I was now, of course, hopelessly late for my appointment, but found the party understanding. Drinking a camel's-worth of water, I set off for my final destination. The route took me through distinctly unlovely SE Tucson to a small man-made lake that deserved its location. Looking across backed-up scum so thick the grackles were walking on its surface, the reported juvie Reddish Egret, a great bird for AZ, lounged on the far bank. Which was good, as I was really, hopelessly late for getting the object of my errand back to Sedona.
All was well in the end and I felt enormously pleased. In July, a month when I usually barely bird if I can avoid it, I batted better than .500, snagging three excellent new birds with only a somewhat life-threatening loss of bodily fluid.
My blogging has been non-existent because I am the anti-bear.
I have a body metabolism that runs quite hot. So. Where do I live? Saskatchewan? Caribou? Stockholm? No. Arizona. From June through September I hibernate.
Last year, I compensated by birding at our highest elevations -- Mt. Humphreys in the San Francisco Peaks near Flagstaff rises to well over 12,000 feet. Niche birds there: Clark's Nutcracker, Three-toed Woodpecker, Blue Grouse.
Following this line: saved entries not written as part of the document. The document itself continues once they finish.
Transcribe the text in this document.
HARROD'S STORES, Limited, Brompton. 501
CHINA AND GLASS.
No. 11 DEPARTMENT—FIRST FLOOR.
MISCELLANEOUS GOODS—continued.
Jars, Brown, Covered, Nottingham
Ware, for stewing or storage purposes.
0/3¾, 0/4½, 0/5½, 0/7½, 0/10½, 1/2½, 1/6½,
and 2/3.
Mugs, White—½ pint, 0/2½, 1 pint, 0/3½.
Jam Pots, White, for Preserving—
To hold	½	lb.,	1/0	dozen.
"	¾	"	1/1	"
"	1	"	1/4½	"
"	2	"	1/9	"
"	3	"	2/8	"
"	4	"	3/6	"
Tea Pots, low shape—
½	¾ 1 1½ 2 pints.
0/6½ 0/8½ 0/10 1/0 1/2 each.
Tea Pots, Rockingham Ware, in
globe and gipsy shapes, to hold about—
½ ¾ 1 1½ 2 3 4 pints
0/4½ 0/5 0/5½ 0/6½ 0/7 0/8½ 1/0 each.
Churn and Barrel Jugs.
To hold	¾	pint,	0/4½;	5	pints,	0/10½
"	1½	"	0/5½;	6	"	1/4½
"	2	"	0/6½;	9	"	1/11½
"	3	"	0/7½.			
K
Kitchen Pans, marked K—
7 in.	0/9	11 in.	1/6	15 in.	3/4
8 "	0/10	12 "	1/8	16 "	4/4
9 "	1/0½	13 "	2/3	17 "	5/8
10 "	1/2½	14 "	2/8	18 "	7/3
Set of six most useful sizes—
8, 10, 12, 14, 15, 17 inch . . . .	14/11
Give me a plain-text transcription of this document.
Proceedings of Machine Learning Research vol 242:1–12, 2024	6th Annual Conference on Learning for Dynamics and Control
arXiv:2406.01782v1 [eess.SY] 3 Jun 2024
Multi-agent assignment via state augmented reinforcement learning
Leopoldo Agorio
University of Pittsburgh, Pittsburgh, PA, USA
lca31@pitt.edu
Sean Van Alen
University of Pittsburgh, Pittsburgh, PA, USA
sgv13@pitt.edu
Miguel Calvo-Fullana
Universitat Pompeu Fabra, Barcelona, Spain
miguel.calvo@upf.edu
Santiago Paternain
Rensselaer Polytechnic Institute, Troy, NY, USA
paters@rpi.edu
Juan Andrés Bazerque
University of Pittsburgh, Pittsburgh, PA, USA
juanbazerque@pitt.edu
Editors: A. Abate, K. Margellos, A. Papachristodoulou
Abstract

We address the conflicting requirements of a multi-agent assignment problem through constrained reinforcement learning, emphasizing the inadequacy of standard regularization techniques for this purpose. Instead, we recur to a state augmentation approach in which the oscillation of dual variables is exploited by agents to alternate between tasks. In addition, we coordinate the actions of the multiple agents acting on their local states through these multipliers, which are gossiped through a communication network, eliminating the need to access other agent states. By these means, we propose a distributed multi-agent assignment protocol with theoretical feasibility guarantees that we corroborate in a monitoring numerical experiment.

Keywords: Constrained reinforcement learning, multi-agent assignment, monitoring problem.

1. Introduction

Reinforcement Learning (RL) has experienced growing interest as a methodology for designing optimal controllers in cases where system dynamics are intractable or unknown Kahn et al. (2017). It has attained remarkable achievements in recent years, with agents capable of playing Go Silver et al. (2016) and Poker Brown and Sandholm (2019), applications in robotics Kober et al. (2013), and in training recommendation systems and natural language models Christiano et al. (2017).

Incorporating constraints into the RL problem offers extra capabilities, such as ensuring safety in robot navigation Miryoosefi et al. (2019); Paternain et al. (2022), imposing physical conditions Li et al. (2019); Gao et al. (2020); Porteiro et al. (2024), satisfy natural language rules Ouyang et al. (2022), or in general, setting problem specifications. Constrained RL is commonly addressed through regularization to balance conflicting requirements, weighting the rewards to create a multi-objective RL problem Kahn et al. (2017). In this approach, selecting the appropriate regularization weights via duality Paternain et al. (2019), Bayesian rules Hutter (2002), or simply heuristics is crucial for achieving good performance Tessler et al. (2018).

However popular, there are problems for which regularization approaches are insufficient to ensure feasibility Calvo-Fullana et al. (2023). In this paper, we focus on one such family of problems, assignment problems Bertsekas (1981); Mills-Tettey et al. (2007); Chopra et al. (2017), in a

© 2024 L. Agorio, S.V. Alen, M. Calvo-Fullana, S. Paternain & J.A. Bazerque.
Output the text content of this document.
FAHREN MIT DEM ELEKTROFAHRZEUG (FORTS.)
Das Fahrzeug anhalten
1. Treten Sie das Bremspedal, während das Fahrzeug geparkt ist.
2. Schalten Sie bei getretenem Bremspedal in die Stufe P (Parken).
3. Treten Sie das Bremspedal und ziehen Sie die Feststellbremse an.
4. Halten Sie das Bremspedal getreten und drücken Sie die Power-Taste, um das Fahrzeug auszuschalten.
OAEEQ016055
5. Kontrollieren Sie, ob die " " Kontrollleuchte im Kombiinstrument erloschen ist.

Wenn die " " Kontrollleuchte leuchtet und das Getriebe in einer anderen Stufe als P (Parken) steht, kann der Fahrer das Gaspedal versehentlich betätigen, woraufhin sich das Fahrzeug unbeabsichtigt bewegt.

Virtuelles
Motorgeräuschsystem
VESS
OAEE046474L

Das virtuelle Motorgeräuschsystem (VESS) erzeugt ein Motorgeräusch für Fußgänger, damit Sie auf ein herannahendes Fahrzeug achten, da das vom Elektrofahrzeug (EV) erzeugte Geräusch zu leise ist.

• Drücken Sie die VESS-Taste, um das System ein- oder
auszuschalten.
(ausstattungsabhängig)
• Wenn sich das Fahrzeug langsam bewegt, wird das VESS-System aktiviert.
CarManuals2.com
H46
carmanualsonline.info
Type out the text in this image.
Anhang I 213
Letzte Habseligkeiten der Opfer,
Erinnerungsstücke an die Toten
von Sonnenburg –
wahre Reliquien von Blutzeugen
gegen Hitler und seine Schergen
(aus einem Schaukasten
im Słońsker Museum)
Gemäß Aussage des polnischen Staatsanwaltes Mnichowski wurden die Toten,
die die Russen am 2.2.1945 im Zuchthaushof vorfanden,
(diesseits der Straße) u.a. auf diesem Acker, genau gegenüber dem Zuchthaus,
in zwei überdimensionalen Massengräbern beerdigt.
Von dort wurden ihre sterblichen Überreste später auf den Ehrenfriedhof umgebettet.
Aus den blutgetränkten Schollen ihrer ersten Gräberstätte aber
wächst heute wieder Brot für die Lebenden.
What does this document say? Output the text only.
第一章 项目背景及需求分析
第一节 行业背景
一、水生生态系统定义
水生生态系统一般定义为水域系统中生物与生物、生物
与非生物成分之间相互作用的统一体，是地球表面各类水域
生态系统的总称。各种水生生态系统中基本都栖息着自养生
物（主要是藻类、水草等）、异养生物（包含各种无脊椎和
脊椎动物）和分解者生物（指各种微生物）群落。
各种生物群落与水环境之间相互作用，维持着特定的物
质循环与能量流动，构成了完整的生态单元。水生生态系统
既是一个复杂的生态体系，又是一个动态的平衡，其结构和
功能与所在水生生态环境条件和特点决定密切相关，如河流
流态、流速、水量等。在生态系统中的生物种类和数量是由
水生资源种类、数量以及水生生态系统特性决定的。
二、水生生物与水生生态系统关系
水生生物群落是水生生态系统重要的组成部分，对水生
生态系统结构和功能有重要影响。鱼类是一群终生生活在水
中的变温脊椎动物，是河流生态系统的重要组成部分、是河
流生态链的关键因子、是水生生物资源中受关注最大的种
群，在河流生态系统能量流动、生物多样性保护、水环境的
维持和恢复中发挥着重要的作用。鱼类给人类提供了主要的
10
Not this year. I got my ya-ya's out pretty well in France, so hibernation has been nearly total.
But you know how it is. You can't just not bird. Especially when you just got new binocs, like I did. So, on the rare occasions when I've been sighted in the wild, I've been concentrating on the last possible lifers among our local breeding birds. Went to Mingus Mountain and got great looks at Greater Pewee. Spent a sweaty, frustrating afternoon looking for the near-mythic Mississippi Kite pair rumored to nest on the Verde River. And two days ago, I spent two hours squinting up tree trunks in a ponderosa pine patch on Mt. Kendrick fruitlessly searching for the Mexican Spotted Owl all of my birding friends have turned up. A 55-mile trip to the patch. Tough beat.
And now, not only is it 100 every day but the humidity's rising as we build to a(hopefully virile) monsoon season. Our area hasn't seen a drop of rain since April 24.
We're scouting now for prime locations to attract southbound shorebirds. But it's gonna have to be something really good to lure me out of my cave.